Did one of them finally realise the power they held? If one of them threatened to change their story, they could have blackmailed everyone else into—
I brought myself up short. One of them had started changing her story. April had finally told Stig she’d heard the car. When everyone else had been hurt beyond the reach of more pain—when Jo-jo and Alan and Nathan and Edmund and Scar were gone, when Sun and Rain had lost their beloved sister, and Scarlet had lost her first love and their baby—April had turned to Stig to back her up before she confronted … I had to face it.
Before she confronted Duggie.
Duggie, who knew what the other kids thought of him.
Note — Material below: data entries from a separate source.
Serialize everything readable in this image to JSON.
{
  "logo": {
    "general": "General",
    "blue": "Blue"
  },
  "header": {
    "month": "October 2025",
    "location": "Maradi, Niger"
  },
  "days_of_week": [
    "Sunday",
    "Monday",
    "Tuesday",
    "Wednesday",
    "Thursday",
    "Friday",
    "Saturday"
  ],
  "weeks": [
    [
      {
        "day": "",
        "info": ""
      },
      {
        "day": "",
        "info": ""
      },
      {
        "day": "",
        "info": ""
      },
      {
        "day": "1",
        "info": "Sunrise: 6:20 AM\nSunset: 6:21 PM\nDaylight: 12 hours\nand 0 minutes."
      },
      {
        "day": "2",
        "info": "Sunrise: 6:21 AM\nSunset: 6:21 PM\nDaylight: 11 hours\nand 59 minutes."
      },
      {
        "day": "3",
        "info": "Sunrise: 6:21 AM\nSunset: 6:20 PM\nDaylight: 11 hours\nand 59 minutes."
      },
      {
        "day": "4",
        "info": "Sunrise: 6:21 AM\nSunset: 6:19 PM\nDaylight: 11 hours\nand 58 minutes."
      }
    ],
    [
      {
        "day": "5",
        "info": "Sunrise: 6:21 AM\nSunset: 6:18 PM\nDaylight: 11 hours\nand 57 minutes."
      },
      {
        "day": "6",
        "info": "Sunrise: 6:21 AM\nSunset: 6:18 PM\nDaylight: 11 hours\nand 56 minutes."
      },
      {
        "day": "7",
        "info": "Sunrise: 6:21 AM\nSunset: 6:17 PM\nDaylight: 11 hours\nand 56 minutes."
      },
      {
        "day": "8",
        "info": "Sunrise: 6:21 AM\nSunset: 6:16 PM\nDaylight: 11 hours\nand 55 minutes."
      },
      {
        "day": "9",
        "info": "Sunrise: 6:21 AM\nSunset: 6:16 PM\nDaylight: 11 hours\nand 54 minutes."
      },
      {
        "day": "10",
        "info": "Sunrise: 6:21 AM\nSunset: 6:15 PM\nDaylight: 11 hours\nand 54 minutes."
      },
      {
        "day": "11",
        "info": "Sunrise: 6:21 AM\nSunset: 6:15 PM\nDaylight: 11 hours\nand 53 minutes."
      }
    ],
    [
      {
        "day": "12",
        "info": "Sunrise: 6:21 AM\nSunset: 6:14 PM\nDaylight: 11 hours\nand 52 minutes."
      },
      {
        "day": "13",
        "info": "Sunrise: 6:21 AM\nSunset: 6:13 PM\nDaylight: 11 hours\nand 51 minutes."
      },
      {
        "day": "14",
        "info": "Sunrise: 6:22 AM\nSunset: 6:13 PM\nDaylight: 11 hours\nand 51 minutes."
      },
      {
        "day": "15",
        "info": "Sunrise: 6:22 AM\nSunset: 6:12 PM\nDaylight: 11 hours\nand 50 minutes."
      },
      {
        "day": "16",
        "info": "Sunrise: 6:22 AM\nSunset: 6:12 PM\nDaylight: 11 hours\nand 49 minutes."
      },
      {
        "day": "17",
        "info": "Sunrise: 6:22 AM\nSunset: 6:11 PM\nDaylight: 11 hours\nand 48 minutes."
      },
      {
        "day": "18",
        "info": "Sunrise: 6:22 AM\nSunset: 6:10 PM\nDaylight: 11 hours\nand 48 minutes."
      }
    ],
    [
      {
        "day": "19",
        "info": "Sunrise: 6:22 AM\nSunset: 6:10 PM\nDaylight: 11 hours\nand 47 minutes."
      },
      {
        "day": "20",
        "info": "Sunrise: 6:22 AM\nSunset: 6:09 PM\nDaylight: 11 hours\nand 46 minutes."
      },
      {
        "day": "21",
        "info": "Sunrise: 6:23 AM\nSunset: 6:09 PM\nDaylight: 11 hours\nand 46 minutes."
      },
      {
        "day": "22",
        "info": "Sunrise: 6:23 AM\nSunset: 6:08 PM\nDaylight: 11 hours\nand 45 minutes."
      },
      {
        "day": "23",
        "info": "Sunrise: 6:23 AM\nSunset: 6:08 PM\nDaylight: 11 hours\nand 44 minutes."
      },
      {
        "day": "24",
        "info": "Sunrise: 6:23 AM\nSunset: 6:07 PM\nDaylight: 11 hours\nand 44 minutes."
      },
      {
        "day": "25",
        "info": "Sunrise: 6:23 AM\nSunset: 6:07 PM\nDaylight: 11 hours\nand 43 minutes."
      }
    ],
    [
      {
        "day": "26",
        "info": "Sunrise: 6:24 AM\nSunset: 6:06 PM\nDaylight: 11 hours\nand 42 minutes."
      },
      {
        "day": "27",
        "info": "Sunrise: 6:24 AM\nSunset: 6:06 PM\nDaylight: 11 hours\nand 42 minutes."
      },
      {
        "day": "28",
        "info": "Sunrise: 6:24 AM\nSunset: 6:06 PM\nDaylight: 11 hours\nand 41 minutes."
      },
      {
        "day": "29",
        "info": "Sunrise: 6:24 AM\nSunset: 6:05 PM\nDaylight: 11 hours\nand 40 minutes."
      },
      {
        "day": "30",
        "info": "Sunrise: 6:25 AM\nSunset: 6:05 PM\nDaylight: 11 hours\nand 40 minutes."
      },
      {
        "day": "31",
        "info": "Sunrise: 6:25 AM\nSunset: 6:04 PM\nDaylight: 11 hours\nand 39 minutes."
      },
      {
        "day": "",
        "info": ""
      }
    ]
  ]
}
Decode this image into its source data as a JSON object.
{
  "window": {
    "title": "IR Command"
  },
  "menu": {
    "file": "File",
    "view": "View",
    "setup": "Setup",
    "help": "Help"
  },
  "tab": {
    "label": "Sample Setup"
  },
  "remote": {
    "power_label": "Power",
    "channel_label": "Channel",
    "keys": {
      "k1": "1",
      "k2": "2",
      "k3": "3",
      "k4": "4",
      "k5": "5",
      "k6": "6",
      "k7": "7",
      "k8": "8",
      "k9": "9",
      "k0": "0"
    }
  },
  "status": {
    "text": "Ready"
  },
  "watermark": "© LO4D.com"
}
Duggie, who masterminded the story of poor frightened children out in the dark and put all the focus on the teacher and the school. Duggie, who had managed to make the others say he was in his sleeping bag, when in fact he was somewhere in the woods when Moped died (and he knew about that first too, with plenty of time to make up a story). Duggie, my husband, who had fooled me into thinking I was lucky. Duggie, who was so far from the great guy he pretended to be that a son like Nicky was just a dent in his pride, not a blessing.
I was back at my car. I got in and sat staring out through the windscreen.
But Duggie had an alibi for Tuesday night when April Cowan was moved. He had been with Zöe. Could I trust that? I asked myself, and decided that I could. A wife might lie for her husband, but a new girlfriend wouldn’t tell a lie like that for a man she’d just met and hardly knew. Only she did seem to have fallen for him. And it hadn’t taken him long to get his hooks into me all those years ago. I lowered my head and rested it against the steering wheel. It pounded right behind my eyes when I leaned forward and deep in towards the back when I sat up again. I couldn’t do this on my own. I needed Stig to help me.